Effects of a subadiabatic layer on convection and dynamos in spherical wedge simulations

TL;DR

This study investigates how a subadiabatic layer beneath the convection zone influences convection patterns and dynamo behavior in spherical wedge simulations, revealing significant effects on heat transport and magnetic field generation.

Contribution

It introduces a dynamic heat conduction model based on Kramers opacity law, showing how a stable layer affects convection anisotropy and dynamo properties in spherical simulations.

Findings

Convective heat transport is concentrated at equator and poles without a stable layer.

A stable layer reduces radial enthalpy transport anisotropy.

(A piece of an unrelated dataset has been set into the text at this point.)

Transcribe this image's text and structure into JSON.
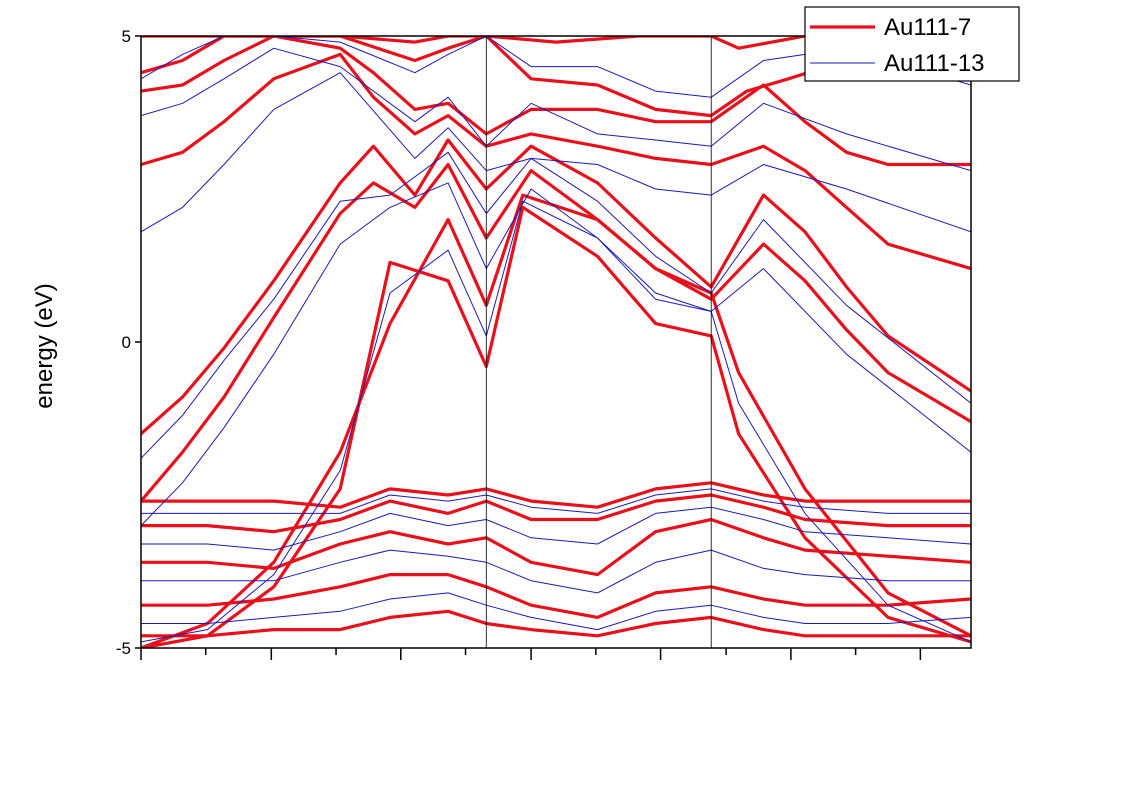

Dynamo solutions are sensitive to convection zone structure, with helicity changing sign at high latitudes.

Abstract

We consider the effect of a subadiabatic layer at the base of the convection zone on convection itself and the associated large-scale dynamos in spherical wedge geometry. We use a heat conduction prescription based on the Kramers opacity law which allows the depth of the convection zone to dynamically adapt to changes in the physical characteristics such as rotation rate and magnetic fields. We find that the convective heat transport is strongly concentrated toward the equatorial and polar regions in the cases without a substantial radiative layer below the convection zone. The presence of a stable layer below the convection zone significantly reduces the anisotropy of radial enthalpy transport. Furthermore, the dynamo solutions are sensitive to subtle changes in the convection zone structure. We find that the kinetic helicity changes sign in the deeper parts of the convection zone at high latitudes in all runs. This region expands progressively toward the equator in runs with a thicker stably stratified layer.